About the Play
Less than a hundred years ago, two million American children worked countless hours for as little 10 cents a day – their parents worked in coal mines and textile mills with no job security, few protections and no legal right to organize. Thankfully much has changed. One of the principal reasons was an Irish-American firebrand named Mother Jones.
Born in Ireland, Mother Jones survived the potato famine and after emigrating to the US, she lived through the Civil War and the great Chicago fire. Her personal life mirrored the tragedies about her. She lost not only her husband, but all four of her small children. Unable to save her own family she would dedicate her life to protecting and saving others.
For fifty years she organized miners in West Virginia and Colorado, steelworkers in Pennsylvania and Ohio; she worked for rail workers, organized in the breweries and cotton mills. She became the face of the labor movement, crossing back and forth across America. She committed her life to workers and their families. When asked where she resided she responded "all over this country, wherever there is a good fight against wrong. My address is like my shoes; it travels with me." She spoke to sold out houses at Carnegie Hall, testified before Congress and met with four of our presidents.
Shortly after her death in 1930 Congress passed federal legislation protecting the rights of American workers. With a nation in crisis, labor on the ropes and the gap between rich and poor growing by the day – her words once again ring true and clear.
Mother Jones is brought to life by Obie Award winner, Kaiulani Lee. The play is drawn from Mother Jones's autobiography, her letters, speeches, interviews and transcripts.
About Mother Jones
Mother Jones was a voice we were never supposed to hear. She was old in a society fixated on youth, a woman in a society that honored men, poor in a society that revered wealth and an immigrant in a society that looked askance at those not native born. Mother Jones, one of the earliest woman organizers, worked tirelessly for 50 years, educating, agitating and organizing for the rights of workers and their families.
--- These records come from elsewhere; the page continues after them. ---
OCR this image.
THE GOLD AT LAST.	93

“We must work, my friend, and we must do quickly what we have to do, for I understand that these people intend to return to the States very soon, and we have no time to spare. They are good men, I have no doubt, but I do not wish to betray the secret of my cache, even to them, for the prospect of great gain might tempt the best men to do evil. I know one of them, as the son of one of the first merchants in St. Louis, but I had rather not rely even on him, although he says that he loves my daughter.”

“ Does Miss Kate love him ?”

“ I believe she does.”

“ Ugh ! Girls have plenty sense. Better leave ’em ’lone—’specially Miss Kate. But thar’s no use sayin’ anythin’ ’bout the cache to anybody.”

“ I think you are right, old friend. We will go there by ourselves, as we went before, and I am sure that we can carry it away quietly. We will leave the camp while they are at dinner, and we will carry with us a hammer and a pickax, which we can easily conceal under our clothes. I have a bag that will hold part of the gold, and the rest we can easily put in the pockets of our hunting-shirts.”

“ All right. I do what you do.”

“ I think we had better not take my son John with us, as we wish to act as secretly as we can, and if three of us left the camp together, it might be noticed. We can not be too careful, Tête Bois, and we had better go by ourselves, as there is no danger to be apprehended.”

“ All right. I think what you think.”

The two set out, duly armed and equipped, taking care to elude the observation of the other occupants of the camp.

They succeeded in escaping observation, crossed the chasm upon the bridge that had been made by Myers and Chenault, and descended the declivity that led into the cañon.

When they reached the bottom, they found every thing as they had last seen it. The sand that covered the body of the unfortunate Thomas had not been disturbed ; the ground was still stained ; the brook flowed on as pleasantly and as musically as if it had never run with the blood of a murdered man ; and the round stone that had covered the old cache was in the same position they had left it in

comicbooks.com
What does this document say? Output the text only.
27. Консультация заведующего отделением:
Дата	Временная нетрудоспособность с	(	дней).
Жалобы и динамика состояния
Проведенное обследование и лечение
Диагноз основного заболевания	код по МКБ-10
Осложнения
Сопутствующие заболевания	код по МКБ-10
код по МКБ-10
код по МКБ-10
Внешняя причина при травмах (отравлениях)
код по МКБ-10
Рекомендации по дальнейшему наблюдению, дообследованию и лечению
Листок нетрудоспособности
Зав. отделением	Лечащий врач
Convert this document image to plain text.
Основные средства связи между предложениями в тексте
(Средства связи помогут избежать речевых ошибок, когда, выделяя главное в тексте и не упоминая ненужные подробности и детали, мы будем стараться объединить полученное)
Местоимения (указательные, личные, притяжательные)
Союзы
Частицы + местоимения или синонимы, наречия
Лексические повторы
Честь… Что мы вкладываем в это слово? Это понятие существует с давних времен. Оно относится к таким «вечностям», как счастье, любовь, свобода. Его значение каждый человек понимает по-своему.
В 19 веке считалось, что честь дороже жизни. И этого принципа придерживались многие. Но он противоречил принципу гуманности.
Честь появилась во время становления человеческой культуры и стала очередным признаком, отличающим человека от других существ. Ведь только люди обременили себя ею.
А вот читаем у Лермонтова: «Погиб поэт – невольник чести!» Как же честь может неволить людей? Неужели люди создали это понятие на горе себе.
She faced down guns and militias, was imprisoned time and again and spent months at a time in solitary confinement.
She was known as the miners' angel, the protector of children, and was denounced in the U. S. Senate as the most dangerous woman in America. Upton Sinclair said of her, "She had force, she had wit, but above all she had the fire of indignation. She was the walking wrath of God." She is remembered for her unflinching courage and her clarion voice that spoke to working people of their human rights and dignity.